The old part of the city, Sukhothai Historical Park, is reminiscent of Cambodia’s famous Angkor Wat, but with far fewer tourists. This collection of remarkably well-preserved ruins is spread across a pretty park, connected by a series of paths and roads that are best explored by bike. The park’s silently-observant Buddhas and weather-worn towers are profoundly beautiful and serene. 

Although Old Sukhothai is the main attraction, New Sukhothai is actually quite an interesting experience too. Relatively unchanged by tourism, New Sukhothai provides a small taste of life in an average Thai town.  





Whether it was the culture, natural beauty, or relaxed lifestyle that brought you to Thailand, Kanchanaburi checks every box. This city is probably most well-known for its Bridge Over the River Kwai, part of the infamous rail route that Allied prisoners and Southeast Asian labourers were forced to construct during WWII, inspiring a book and movie of the same name. The city is also home to a number of other war-related memorials and museums, which are sombre but compelling.

On the lighter side, the city is surrounded by lush mountains, fields and forests, which make it an excellent base for experiencing Thailand’s natural world. You can take an easy day-trip to explore a waterfall or cave, or venture on a more intrepid trek into one of the nearby national parks. There are also some extremely unique temples to see on the outskirts of town, including Wat Ban Tham which is entered by passing through the mouth of an enormous dragon statue.

Kanchanaburi is also known for its laid-back atmosphere. With many guesthouses set on rafts over the water, you can easily lose track of the passing days while sitting on a deck chair and enjoying the green riverside scenery. If you’re looking for more exciting nightlife, you can hit up one of the numerous bars and restaurants found on Mae Nam Kwae Road, which are popular with tourists and expats.





From the moment you step out of the orderly, air-conditioned airport, Bangkok grabs you by the shirt collar with its humidity and chaos. Yet, it’s not uncommon for travelers to arrive in Bangkok and get on the next available train or bus south without taking the time to even scratch the surface of this eccentric city. 

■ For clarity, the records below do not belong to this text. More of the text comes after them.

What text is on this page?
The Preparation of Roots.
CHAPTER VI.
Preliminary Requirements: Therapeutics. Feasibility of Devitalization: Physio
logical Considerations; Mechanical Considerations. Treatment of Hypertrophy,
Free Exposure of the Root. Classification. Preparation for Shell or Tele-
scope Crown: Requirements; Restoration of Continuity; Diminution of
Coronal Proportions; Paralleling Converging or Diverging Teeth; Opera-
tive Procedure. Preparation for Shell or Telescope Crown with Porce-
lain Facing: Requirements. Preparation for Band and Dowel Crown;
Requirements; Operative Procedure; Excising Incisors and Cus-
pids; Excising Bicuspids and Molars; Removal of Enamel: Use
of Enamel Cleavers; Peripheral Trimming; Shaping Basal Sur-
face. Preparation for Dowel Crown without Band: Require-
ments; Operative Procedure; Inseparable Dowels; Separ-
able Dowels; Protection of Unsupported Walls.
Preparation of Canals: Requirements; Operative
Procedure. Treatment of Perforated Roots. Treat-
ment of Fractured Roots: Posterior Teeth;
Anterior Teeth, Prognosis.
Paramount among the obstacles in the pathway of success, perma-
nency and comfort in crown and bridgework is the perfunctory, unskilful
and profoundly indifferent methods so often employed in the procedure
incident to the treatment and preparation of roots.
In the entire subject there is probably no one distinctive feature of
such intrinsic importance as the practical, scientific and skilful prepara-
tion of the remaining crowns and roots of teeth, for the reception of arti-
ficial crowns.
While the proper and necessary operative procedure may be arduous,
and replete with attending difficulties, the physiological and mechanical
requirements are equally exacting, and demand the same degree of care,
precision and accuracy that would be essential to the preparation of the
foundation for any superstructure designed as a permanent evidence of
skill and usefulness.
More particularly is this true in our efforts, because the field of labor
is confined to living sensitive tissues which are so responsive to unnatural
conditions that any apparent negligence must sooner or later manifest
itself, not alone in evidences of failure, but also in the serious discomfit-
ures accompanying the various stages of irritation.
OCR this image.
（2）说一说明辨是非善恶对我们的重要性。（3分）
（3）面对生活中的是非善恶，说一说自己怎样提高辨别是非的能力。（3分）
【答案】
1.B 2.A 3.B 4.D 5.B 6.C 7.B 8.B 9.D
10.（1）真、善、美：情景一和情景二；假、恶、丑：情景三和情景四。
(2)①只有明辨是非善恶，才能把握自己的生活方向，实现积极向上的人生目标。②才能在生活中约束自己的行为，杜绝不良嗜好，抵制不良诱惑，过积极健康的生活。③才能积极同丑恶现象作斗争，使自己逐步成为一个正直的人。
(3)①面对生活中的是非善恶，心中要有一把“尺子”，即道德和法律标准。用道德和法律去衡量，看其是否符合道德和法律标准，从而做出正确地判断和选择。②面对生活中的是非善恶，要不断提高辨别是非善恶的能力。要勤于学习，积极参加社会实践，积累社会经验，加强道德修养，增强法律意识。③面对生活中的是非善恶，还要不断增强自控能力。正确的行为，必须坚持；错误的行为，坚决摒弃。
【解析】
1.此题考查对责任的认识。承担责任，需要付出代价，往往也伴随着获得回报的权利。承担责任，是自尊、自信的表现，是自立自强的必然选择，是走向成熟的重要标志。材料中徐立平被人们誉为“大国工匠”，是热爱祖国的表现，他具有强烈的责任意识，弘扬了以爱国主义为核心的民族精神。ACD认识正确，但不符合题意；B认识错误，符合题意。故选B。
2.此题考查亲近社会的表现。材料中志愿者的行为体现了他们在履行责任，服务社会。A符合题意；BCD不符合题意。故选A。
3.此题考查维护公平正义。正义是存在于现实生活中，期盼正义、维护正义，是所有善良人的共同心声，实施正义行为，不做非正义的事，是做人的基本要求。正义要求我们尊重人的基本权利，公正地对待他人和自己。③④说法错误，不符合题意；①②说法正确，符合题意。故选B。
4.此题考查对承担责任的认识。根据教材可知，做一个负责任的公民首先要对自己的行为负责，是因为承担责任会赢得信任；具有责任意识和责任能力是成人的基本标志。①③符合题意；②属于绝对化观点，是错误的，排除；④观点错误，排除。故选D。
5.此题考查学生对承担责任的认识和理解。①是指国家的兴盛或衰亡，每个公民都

Tuk tuks spurt black smoke into the already-hazy sky while the sleek Skytrain glides overhead; you can spend your entire trip budget in a high-end restaurant or satisfy your hunger for pocket change at a street stall; you can get pulled into the sweaty, bargain-seeking crowds at JJ Market or shop for designer merchandise at Siam Paragon. This sprawling city is a maze of secret alleyways and distinct neighbourhoods, and it really does reward those who stick around long enough to see more than the Grand Palace.